- Company Name
- Nulogy
- Job Title
- Head of Infrastructure
- Job Description
-
Job Title: Head of Infrastructure
Role Summary:
Lead the design, implementation, and operation of cloud infrastructure for a global manufacturing technology platform. Ensure high availability, scalability, security, and cost efficiency of Kubernetes‑based services while driving automation, reliability engineering, and continuous improvement across production environments.
Expectations:
- Define and execute a strategic infrastructure roadmap aligned with business goals.
- Maintain mission‑critical uptime, recoverability, and performance for supply‑chain clients.
- Optimize costs, especially within AWS, while preserving scalability and security.
- Lead a Site Reliability Engineering team in incident management, DR drills, and architectural decisions.
- Foster collaboration with product, dev‑ops, and security teams to embed reliability into the software lifecycle.
Key Responsibilities:
- Oversee highly available Kubernetes clusters (EKS), relational databases (PostgreSQL/MySQL), and supporting AWS services (RDS, S3, Kafka, GuardDuty).
- Manage incident response, root‑cause analysis, and disaster‑recovery readiness; conduct regular DR drills.
- Develop and maintain CI/CD pipelines (Buildkite, Helm) and infrastructure‑as‑code (Terraform, CloudFormation) for rapid, reliable deployments.
- Identify and recommend cost‑reduction opportunities and performance optimizations across all infrastructure layers.
- Implement and maintain monitoring, alerting, and logging solutions to support visibility and rapid issue resolution.
- Author and maintain architectural documentation, reference guides, and operational playbooks.
- Participate in on‑call rotations and mentor team members on reliability practices.

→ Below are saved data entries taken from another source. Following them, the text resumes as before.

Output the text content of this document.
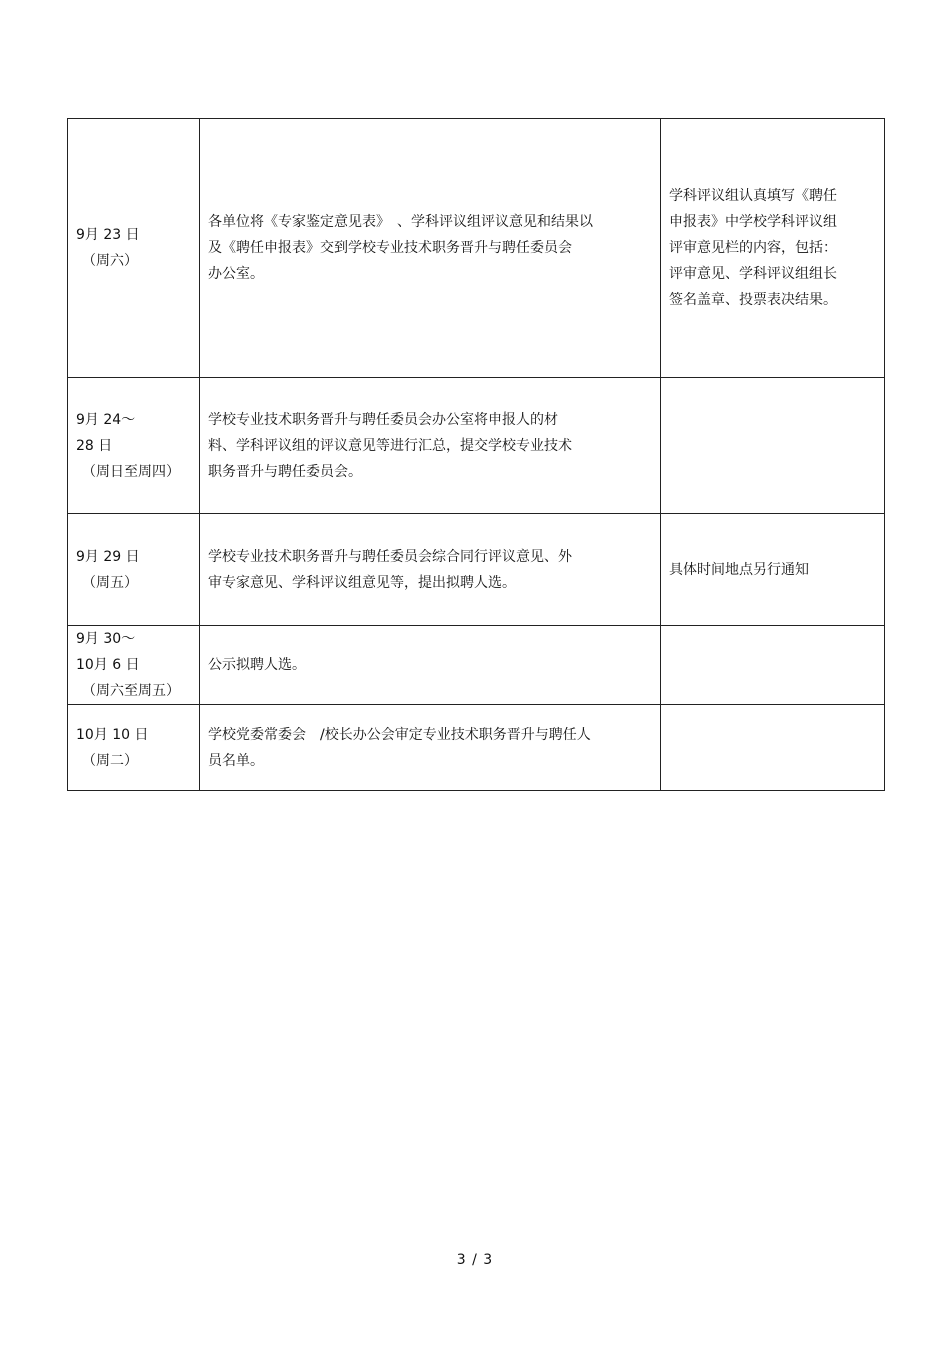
9月 23 日
（周六）	各单位将《专家鉴定意见表》　、学科评议组评议意见和结果以
及《聘任申报表》交到学校专业技术职务晋升与聘任委员会
办公室。	学科评议组认真填写《聘任
申报表》中学校学科评议组
评审意见栏的内容，包括：
评审意见、学科评议组组长
签名盖章、投票表决结果。

9月 24～
28 日
（周日至周四）	学校专业技术职务晋升与聘任委员会办公室将申报人的材
料、学科评议组的评议意见等进行汇总，提交学校专业技术
职务晋升与聘任委员会。	

9月 29 日
（周五）	学校专业技术职务晋升与聘任委员会综合同行评议意见、外
审专家意见、学科评议组意见等，提出拟聘人选。	具体时间地点另行通知

9月 30～
10月 6 日
（周六至周五）	公示拟聘人选。	

10月 10 日
（周二）	学校党委常委会　/校长办公会审定专业技术职务晋升与聘任人
员名单。	
3 / 3
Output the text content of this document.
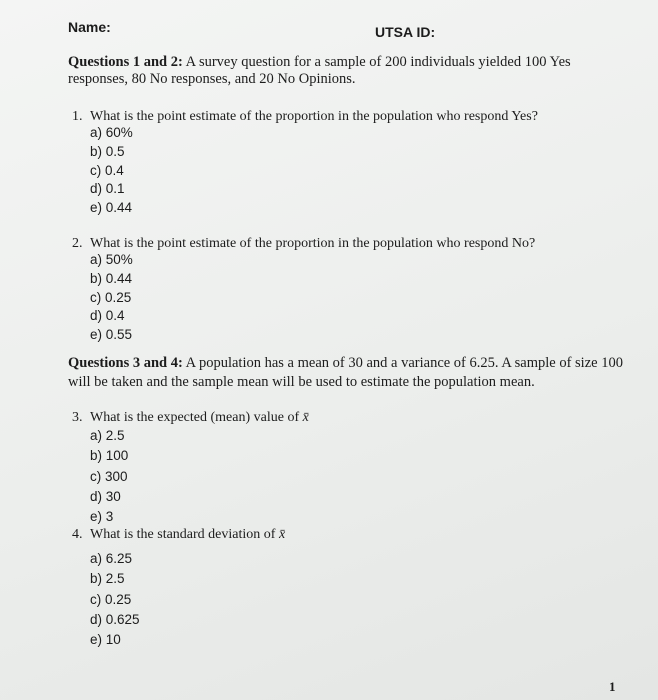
Name:	UTSA ID:
Questions 1 and 2: A survey question for a sample of 200 individuals yielded 100 Yes
responses, 80 No responses, and 20 No Opinions.
1. What is the point estimate of the proportion in the population who respond Yes?
a) 60%
b) 0.5
c) 0.4
d) 0.1
e) 0.44
2. What is the point estimate of the proportion in the population who respond No?
a) 50%
b) 0.44
c) 0.25
d) 0.4
e) 0.55
Questions 3 and 4: A population has a mean of 30 and a variance of 6.25. A sample of size 100
will be taken and the sample mean will be used to estimate the population mean.
3. What is the expected (mean) value of x̄
a) 2.5
b) 100
c) 300
d) 30
e) 3
4. What is the standard deviation of x̄
a) 6.25
b) 2.5
c) 0.25
d) 0.625
e) 10
1
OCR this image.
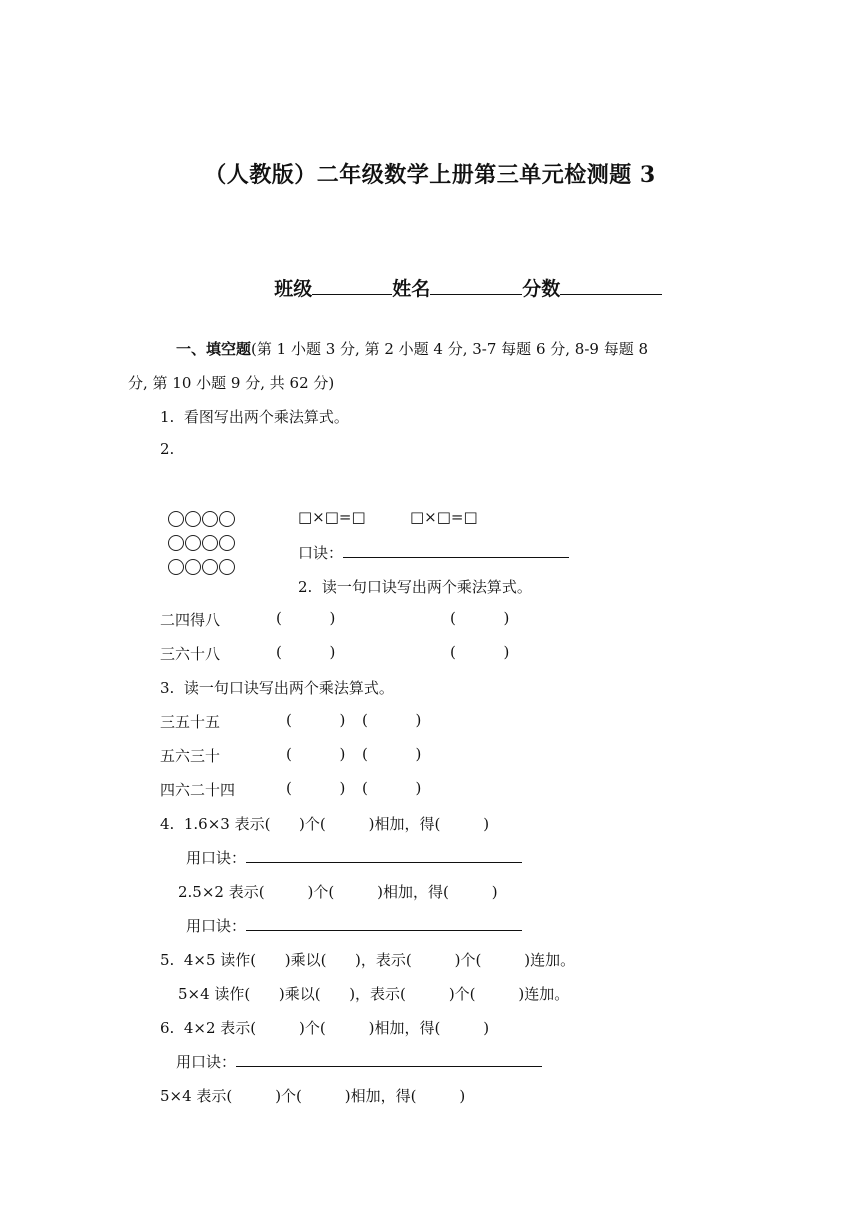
（人教版）二年级数学上册第三单元检测题 3

班级	姓名	分数

一、填空题(第 1 小题 3 分, 第 2 小题 4 分, 3-7 每题 6 分, 8-9 每题 8
分, 第 10 小题 9 分, 共 62 分)
1.  看图写出两个乘法算式。
2.

□×□=□	□×□=□
口诀：
2.  读一句口诀写出两个乘法算式。
二四得八	(          )	(          )
三六十八	(          )	(          )
3.  读一句口诀写出两个乘法算式。
三五十五	(          ) (          )
五六三十	(          ) (          )
四六二十四	(          ) (          )
4.  1.6×3 表示(      )个(         )相加，得(         )
用口诀：
2.5×2 表示(         )个(         )相加，得(         )
用口诀：
5.  4×5 读作(      )乘以(      )，表示(         )个(         )连加。
5×4 读作(      )乘以(      )，表示(         )个(         )连加。
6.  4×2 表示(         )个(         )相加，得(         )
用口诀：
5×4 表示(         )个(         )相加，得(         )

- Promote a culture of automation, testing, and continuous improvement within both infrastructure and development teams.
Required Skills:
- Advanced proficiency in AWS (EKS, RDS, S3, Kafka, GuardDuty) and Kubernetes cluster management.
- Expertise in relational database performance tuning (PostgreSQL/MySQL).
- Strong knowledge of security best practices (OWASP, IAM, network segmentation).
- Experience building and managing CI/CD pipelines (e.g., Buildkite) and developing infrastructure as code (Terraform, CloudFormation, Helm).
- Familiarity with audited environments (SOC 2, ISO 27001) and related compliance requirements.
- Proficiency in shell scripting, developer tooling, and automation.
- Analytical, data‑driven decision‑making with a meticulous approach to reliability and detail.
Required Education & Certifications:
- Bachelor’s degree in Computer Science, Engineering, or equivalent, or substantial equivalent experience.
- Demonstrated knowledge of SOC 2 and ISO 27001 audit processes.
- Preferred: AWS Certified Solutions Architect, Certified Kubernetes Administrator, or similar credentials.